Despite his complying with notice and right of first refusal requirements in A.W. Chesterton Company’s articles of organization, the court found that Arthur breached his fiduciary duty to the company and to the other shareholders.  Shareholders in a closely-held corporation in a majority of the states owe an elevated fiduciary duty to one another.  Beyond the ordinary standard of “good faith and fair dealing,” shareholders in a closely-held corporation owe to each other a duty of “utmost good faith and loyalty.”  This standard is sometimes referred to as the “strict good faith standard.”  This standard is a common-law standard and is not grounded in contract.  Therefore, even though Arthur satisfied his contractual requirements under the articles of organization, his fiduciary duties to the company and its other shareholders existed separate from the contract.

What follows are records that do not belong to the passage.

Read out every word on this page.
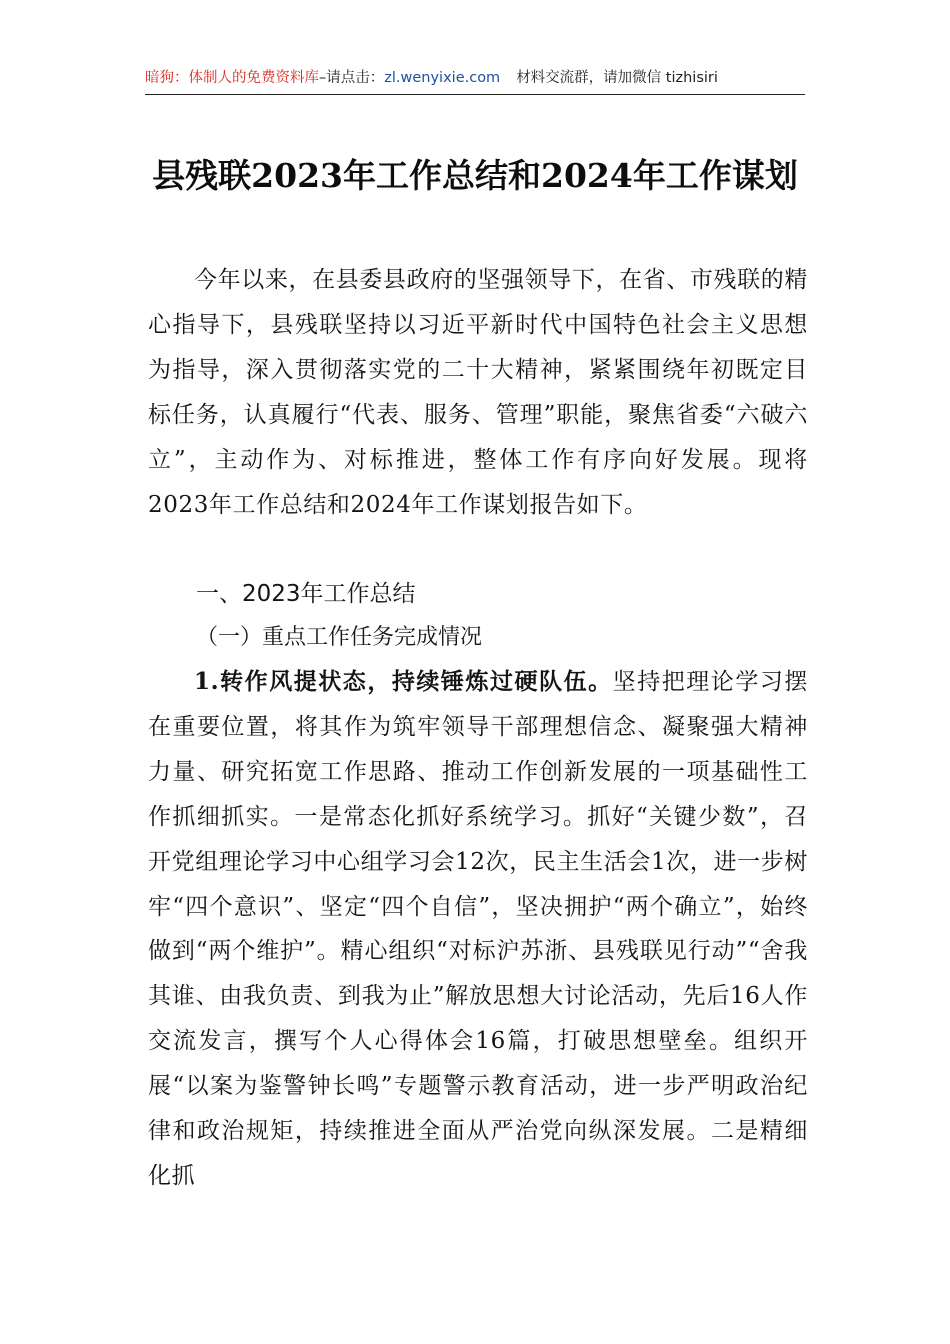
暗狗：体制人的免费资料库–请点击：zl.wenyixie.com 材料交流群，请加微信 tizhisiri
县残联2023年工作总结和2024年工作谋划
今年以来，在县委县政府的坚强领导下，在省、市残联的精心指导下，县残联坚持以习近平新时代中国特色社会主义思想为指导，深入贯彻落实党的二十大精神，紧紧围绕年初既定目标任务，认真履行“代表、服务、管理”职能，聚焦省委“六破六立”，主动作为、对标推进，整体工作有序向好发展。现将2023年工作总结和2024年工作谋划报告如下。
一、2023年工作总结
（一）重点工作任务完成情况
1.转作风提状态，持续锤炼过硬队伍。坚持把理论学习摆在重要位置，将其作为筑牢领导干部理想信念、凝聚强大精神力量、研究拓宽工作思路、推动工作创新发展的一项基础性工作抓细抓实。一是常态化抓好系统学习。抓好“关键少数”，召开党组理论学习中心组学习会12次，民主生活会1次，进一步树牢“四个意识”、坚定“四个自信”，坚决拥护“两个确立”，始终做到“两个维护”。精心组织“对标沪苏浙、县残联见行动”“舍我其谁、由我负责、到我为止”解放思想大讨论活动，先后16人作交流发言，撰写个人心得体会16篇，打破思想壁垒。组织开展“以案为鉴警钟长鸣”专题警示教育活动，进一步严明政治纪律和政治规矩，持续推进全面从严治党向纵深发展。二是精细化抓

Under federal income tax law, Arthur’s transfer would have automatically terminated A.W. Chesterton Company’s advantageous tax treatment as an S-Corp.  His transfer would result in millions of dollars in additional income tax to the corporation and the shareholders.  Primarily for that reason, the court found that Arthur’s conduct did not meet the strict good faith standard and he was enjoined from consummating the transfer.  Additionally, the court noted, if Arthur was unable to find a buyer for his minority interest in A.W. Chesterton Company, he was unlikely to find a buyer for a wholly-owned corporation that owned that minority interest.

Arthur found himself in an unenviable position: unhappy with A.W. Chesterton Company’s management and performance, but unable to divest himself of his holdings and reinvest the proceeds elsewhere.  Perhaps he could have come up with a better solution, but Arthur most certainly felt constrained from dealing with his significant holdings in the company as he thought best.

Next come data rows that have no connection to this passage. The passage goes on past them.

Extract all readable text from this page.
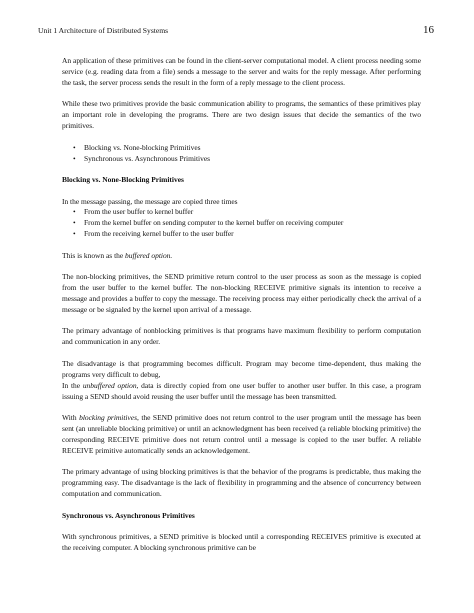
Unit 1 Architecture of Distributed Systems	16

An application of these primitives can be found in the client-server computational model. A client process needing some service (e.g. reading data from a file) sends a message to the server and waits for the reply message. After performing the task, the server process sends the result in the form of a reply message to the client process.

While these two primitives provide the basic communication ability to programs, the semantics of these primitives play an important role in developing the programs. There are two design issues that decide the semantics of the two primitives.

• Blocking vs. None-blocking Primitives
• Synchronous vs. Asynchronous Primitives
Blocking vs. None-Blocking Primitives

In the message passing, the message are copied three times

• From the user buffer to kernel buffer
• From the kernel buffer on sending computer to the kernel buffer on receiving computer
• From the receiving kernel buffer to the user buffer

This is known as the buffered option.

The non-blocking primitives, the SEND primitive return control to the user process as soon as the message is copied from the user buffer to the kernel buffer. The non-blocking RECEIVE primitive signals its intention to receive a message and provides a buffer to copy the message. The receiving process may either periodically check the arrival of a message or be signaled by the kernel upon arrival of a message.

The primary advantage of nonblocking primitives is that programs have maximum flexibility to perform computation and communication in any order.

The disadvantage is that programming becomes difficult. Program may become time-dependent, thus making the programs very difficult to debug,

In the unbuffered option, data is directly copied from one user buffer to another user buffer. In this case, a program issuing a SEND should avoid reusing the user buffer until the message has been transmitted.

With blocking primitives, the SEND primitive does not return control to the user program until the message has been sent (an unreliable blocking primitive) or until an acknowledgment has been received (a reliable blocking primitive) the corresponding RECEIVE primitive does not return control until a message is copied to the user buffer. A reliable RECEIVE primitive automatically sends an acknowledgement.

The primary advantage of using blocking primitives is that the behavior of the programs is predictable, thus making the programming easy. The disadvantage is the lack of flexibility in programming and the absence of concurrency between computation and communication.

Synchronous vs. Asynchronous Primitives

With synchronous primitives, a SEND primitive is blocked until a corresponding RECEIVES primitive is executed at the receiving computer. A blocking synchronous primitive can be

Unfortunately, Arthur’s position is common in closely-held family companies.  Advanced recognition that family members may not want to remain business partners indefinitely provides opportunities for amicable separation.  Creating avenues for family members to find productive solutions to business disagreements reduces the likelihood that any owner will breach his fiduciary duties to the others.  And, more importantly, failure to plan for an amicable business separation invites turmoil within the company as well as the undoing of family relationships—precisely what the founders of most family companies seek to avoid.

DISCLAIMER: Because of the generality of this update, the information provided herein may not be applicable in all situations and should not be acted upon without specific legal advice based on particular situations.